Terpaksa Menikah Dengan Guru Galak

Terpaksa Menikah Dengan Guru Galak
89. Kemana Kamu


__ADS_3

Astrid terbangun di pagi hari dengan mata sembab dan bengkak. Ia beranjak turun dari tempat tidurnya menuju dapur untuk segera menyiapkan sarapan untuk suaminya. Ya walaupun sudah berhari-hari Janus tak lagi makan di rumah, tapi Astrid masih tetap memasak. Siapa tahu suaminya itu tergiur untuk memakan masakan Astrid. Walau semalam hati Astrid sakit, sekiranya dengan memasak ia lupa sejenak tentang permintaan cerai dari Janus. Ia tersenyum ketika melihat bahan-bahan masakan di kitchen counter.

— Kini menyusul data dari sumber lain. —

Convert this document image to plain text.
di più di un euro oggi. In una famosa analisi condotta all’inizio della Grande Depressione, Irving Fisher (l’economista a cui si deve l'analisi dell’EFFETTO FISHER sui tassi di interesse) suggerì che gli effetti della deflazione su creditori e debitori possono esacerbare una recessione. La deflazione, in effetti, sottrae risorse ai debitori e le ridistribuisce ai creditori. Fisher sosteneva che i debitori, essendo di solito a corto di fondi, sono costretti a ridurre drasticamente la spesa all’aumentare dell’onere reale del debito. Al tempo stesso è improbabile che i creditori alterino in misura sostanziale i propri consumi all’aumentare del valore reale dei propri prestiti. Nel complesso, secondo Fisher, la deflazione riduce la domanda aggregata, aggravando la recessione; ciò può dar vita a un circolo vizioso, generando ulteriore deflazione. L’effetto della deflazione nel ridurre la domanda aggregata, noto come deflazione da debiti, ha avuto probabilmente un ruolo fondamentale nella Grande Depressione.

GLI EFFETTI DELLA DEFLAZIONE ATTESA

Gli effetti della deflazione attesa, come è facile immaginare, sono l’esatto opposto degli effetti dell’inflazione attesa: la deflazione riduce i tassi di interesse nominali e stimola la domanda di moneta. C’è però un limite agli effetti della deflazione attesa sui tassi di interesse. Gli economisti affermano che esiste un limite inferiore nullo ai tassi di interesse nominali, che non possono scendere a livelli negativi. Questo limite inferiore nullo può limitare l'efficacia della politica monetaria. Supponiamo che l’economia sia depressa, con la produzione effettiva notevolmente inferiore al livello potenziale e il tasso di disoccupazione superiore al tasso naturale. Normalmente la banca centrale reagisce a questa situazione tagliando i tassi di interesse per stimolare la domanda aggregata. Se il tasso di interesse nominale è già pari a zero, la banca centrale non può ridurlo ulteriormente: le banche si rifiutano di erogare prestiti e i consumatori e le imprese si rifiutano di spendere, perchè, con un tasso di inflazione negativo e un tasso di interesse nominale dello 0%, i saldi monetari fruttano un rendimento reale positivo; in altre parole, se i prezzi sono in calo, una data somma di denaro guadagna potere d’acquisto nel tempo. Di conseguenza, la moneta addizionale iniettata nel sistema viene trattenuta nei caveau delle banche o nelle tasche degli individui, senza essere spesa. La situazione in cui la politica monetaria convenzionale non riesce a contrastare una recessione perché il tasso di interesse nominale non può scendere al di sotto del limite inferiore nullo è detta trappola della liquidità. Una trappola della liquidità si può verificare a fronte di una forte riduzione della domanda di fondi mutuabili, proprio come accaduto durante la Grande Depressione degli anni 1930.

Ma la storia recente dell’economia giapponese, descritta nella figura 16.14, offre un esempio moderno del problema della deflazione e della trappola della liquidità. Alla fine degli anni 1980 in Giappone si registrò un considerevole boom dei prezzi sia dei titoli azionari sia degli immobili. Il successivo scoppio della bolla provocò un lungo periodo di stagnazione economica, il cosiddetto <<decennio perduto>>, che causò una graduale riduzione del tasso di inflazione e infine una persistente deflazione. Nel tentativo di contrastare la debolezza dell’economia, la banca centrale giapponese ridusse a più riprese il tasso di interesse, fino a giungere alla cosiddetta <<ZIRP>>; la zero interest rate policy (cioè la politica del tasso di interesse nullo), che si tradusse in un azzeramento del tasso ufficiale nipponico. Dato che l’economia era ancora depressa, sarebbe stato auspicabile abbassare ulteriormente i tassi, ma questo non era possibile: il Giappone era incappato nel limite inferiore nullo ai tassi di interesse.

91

Sudah terbayang di mata Astrid tentang masakan yang akan di buatnya. Nasi goreng telur ceplok buatan Astrid merupakan makanan favorit Janus.


Hanya butuh dua puluh menit Astrid memasak, sarapan pun telah berhasil di buat. Astrid pun lalu segera memanggil suaminya.


"Kak Janus sarapannya sudah siap," teriak Astrid. Namun Janus sama sekali tak menyahut.


Astrid tersadar bahwa semalaman Janus tidak tidur di sampingnya. Astrid pun panik, ia mencari-cari ke setiap ruangan sembari memanggil namanya.


"Kak Janus," teriak Astrid yang terus berulang memanggil suaminya.


Di kamar mandi, di ruang tengah, atau pun di kamar Janus tidak ada.


"Apa mungkin dia sudah berangkat bekerja," gumam Astrid di batinnya.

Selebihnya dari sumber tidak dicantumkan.